このようにロボットに任せる業務を明確に定義していけば、必要な機能も自ずと決まってくる。ロボットがすべてを担う必要はないし、何でもできるロボットを作る必要もない。「警備ロボットは、車輪で走行するタイプが主流であり、二足歩行の人型ロボットは見当たりません。技術的にもコスト的にもハードルが高い二足歩行を導入するよりも、車輪走行でスムーズな自律移動を実現するほうが合理的だからです」
実際、警備業務のほとんどは、防火シャッターの下に荷物が置かれていないか、消火器が正しく設置されているかなど、確認作業が中心となる。SF映画のように人型ロボットが不審者を追跡・制圧することは現実には考えにくい。
施設内を巡回して確認作業を行う分には、ほぼフラットなフロアを移動できれば問題ない。階段の上り下りができなくとも、車輪走行で3センチくらいの段差を越えられ、エレベーターに乗ってフロアを移動できれば十分対応可能だ。

警備ロボットが日常に溶け込んでいく

さらに、社会的な環境作りも重要だ。警備ロボットの活躍には、自在に動き回れるようなインフラ整備が必要になる。最近では、スマートビルディング構想の一環として、最初からAIやロボットの導入を前提にした建物作りも進んでいる。
また、フロアを動き回るロボットを受け入れられるように、人間側の教育も必要になるだろう。
「実証実験などを行うと、物珍しさから子どもたちに取り囲まれることも多いのですが、ロボットが"悪目立ち"するようでは仕事になりません。フロアを行き交っていても、誰も気に留めないくらい、一般の方々がロボットに慣れるといいですね」
警備員と警備ロボットが協業する光景が当たり前になったときこそ、警備ロボットが本当に役に立つ存在になるときだ。

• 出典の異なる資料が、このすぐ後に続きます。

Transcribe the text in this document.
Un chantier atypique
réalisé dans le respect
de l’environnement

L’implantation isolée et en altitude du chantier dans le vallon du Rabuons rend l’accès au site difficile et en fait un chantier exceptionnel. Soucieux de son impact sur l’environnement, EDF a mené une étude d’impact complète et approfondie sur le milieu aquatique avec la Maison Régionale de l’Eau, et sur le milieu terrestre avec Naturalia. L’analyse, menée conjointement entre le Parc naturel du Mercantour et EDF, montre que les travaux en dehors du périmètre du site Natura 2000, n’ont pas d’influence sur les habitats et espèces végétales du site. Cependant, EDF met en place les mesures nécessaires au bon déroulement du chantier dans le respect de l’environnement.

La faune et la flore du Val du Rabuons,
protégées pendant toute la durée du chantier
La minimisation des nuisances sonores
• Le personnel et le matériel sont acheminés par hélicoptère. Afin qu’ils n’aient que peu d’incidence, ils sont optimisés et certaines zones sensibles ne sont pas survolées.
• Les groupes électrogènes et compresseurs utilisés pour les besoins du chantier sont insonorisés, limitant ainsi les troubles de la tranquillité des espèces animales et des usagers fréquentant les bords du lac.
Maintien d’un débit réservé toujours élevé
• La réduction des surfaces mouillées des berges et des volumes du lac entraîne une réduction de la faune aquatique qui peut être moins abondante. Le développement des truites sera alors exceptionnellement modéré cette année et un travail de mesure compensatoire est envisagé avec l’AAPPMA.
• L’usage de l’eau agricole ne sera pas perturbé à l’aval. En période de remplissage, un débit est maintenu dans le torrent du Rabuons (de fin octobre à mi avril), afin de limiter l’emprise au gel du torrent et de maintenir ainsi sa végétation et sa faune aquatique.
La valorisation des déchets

Text=瀬戸友子 Photo=平山諭 Illustration=山下アキ

中村壮一郎氏

SEQSENSE代表取締役CEO。

Nakamura Soichiro 京都大学法学部卒業。東京三菱銀行(現・三菱UFJ銀行)、シティグループ証券、Citigroup Global Markets Inc. (NewYork)を経て、独立。コンサルタントとして中小企業向け融資や、企業買収に関わるファイナンス業務に従事。2016年、SEQSENSEを設立し、現職。